# ChokeCherry Sticks



## Fordj (Jan 8, 2014)

I was walking a windrow shelterbelt, and came across a section of Chokecherry trees. I harvested one branch that has made 2 walking sticks. The first is done(except for trimming and completing the forked foot), and the second is in 1st coat of Tung Oil, though not yet painted to recreate the black of the spalted deadwood. Pictures are at http://needleprovocateur.wordpress.com/2014/03/20/chokecherry-curmudgeon/.


----------



## Rad (Feb 19, 2013)

Thanks for the pictures! You do like them crooked don't you!


----------



## gdenby (Apr 27, 2013)

There's some choke cherry around here. More black cherry, which I've used once. Fairly easy to carve, and reasonably strong.

I 've used a lot of sticks that were pretty crooked. Mostly because I want to try different woods, and its hard f\to find straight lengths over 3'. I've retired a few that I now think are too likely to break. Personally, I like a a bit of crookedness, but do intend to try heat straightening in awhile.


----------



## Fordj (Jan 8, 2014)

Rad,

Yes, I do like them crooked. This one is at about max for crooked, though. They get a bit weak and springy, though this Chokecherry is surprisingly stiff.

Gdenby,

Black Cherry is pretty rare here in North Dakota, probably only in a back yard of a city house.

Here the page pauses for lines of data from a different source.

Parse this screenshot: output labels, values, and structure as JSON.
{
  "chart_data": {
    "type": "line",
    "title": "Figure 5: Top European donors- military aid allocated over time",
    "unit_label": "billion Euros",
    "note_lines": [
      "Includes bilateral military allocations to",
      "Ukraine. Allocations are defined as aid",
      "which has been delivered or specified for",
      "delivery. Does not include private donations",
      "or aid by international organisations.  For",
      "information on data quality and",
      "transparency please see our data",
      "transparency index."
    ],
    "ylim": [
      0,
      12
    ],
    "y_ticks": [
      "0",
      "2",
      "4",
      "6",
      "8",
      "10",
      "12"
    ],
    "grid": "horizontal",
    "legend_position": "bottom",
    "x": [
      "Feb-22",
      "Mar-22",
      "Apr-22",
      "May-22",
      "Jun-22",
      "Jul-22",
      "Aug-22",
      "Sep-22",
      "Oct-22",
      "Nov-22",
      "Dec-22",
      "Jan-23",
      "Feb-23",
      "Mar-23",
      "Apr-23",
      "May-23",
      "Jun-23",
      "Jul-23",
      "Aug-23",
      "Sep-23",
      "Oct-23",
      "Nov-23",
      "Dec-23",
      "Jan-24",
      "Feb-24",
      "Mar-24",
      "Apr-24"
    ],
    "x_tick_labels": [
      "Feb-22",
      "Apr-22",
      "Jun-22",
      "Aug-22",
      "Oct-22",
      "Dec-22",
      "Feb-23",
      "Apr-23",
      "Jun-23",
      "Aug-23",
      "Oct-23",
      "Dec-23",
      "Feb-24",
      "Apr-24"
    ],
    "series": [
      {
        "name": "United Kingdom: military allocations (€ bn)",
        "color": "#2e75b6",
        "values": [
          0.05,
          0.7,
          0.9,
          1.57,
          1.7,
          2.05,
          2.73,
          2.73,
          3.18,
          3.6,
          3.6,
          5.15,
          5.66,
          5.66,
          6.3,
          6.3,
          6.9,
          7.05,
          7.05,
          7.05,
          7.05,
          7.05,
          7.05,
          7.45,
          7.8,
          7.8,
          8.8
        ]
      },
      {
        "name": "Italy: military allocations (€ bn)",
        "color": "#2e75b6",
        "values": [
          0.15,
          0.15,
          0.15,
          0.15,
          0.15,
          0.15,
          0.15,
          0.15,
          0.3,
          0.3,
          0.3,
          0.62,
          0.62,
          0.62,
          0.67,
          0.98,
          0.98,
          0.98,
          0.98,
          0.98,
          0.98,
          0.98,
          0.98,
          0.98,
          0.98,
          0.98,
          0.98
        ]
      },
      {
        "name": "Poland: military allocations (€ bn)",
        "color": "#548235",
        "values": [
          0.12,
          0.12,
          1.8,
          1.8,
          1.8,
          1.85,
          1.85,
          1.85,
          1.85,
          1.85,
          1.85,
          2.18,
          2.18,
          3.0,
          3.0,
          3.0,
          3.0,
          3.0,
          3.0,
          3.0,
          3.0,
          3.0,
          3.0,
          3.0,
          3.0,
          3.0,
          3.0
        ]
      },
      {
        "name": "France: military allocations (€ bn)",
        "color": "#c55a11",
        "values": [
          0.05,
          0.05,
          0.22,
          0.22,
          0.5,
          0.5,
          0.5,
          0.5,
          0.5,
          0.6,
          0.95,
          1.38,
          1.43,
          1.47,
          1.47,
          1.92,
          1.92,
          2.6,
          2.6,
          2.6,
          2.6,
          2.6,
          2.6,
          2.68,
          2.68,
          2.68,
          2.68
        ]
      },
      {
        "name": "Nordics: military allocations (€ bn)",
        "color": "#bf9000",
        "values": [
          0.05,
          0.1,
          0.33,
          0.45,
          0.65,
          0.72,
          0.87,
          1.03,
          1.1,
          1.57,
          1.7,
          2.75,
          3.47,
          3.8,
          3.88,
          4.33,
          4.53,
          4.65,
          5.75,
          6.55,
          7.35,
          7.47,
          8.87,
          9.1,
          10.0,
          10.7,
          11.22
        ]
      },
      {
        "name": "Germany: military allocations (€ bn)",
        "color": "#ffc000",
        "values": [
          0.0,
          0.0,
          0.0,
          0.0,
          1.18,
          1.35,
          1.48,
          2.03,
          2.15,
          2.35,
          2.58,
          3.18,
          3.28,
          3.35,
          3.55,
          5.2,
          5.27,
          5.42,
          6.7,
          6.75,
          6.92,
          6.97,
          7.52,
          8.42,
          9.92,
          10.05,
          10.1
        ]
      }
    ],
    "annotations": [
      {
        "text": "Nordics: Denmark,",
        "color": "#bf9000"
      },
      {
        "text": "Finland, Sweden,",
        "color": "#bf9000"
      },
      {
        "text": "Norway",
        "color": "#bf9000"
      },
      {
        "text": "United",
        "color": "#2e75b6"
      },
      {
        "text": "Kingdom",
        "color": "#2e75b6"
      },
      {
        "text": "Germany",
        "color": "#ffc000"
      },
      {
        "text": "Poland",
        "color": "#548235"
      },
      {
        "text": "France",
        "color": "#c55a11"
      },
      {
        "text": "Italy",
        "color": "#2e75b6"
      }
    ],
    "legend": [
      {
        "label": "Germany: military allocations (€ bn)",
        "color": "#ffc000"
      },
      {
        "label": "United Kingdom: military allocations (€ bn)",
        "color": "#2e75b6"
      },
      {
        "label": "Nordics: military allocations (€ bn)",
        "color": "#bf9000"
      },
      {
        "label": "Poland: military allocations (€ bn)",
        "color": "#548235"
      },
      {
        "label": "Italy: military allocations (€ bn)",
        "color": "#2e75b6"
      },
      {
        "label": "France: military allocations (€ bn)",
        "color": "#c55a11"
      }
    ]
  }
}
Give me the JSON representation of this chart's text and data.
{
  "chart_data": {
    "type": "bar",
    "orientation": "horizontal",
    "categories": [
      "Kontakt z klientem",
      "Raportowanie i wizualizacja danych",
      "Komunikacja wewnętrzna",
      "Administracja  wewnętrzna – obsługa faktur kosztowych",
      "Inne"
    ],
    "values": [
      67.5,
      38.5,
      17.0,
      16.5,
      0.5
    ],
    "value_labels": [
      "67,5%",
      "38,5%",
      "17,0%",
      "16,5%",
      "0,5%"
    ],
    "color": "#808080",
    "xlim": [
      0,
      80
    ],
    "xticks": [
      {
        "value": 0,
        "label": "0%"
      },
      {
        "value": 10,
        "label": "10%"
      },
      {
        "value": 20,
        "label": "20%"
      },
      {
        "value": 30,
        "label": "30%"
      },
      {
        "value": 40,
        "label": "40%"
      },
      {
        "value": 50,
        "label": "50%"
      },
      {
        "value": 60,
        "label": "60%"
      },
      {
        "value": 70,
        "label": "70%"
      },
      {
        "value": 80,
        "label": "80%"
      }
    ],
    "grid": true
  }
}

I want to try to make a stick of most of the woods that are available here, so eventually, I'll have a lot of sticks! Finding straight ones over 3' is a problem. I have used a heat gun to straighten minor curves, but not all sticks survive the process. I've had better luck straightening by bending right after soaking, and letting them dry in a straight position for a week or so. I haven't tried steam yet, but I plan on that in the future.


----------



## cobalt (Nov 14, 2013)

wow they are crooked. but the black cheerry looks good


----------



## Fordj (Jan 8, 2014)

I just need a second coat of Tung Oil, and this stick will be done. It's the second stick from the same branch. My Wife painted a snake at the bottom, using Earth Pigments.

Pics are in the Gallery at http://walkingstickforum.com/gallery/image/446-zuzeca1/


----------



## MJC4 (Mar 6, 2014)

Two thumbs up on the snake painting. :thumbsu: :thumbsu:


----------



## Fordj (Jan 8, 2014)

MJC4,

Thanks, I'll let C know you liked her work!


----------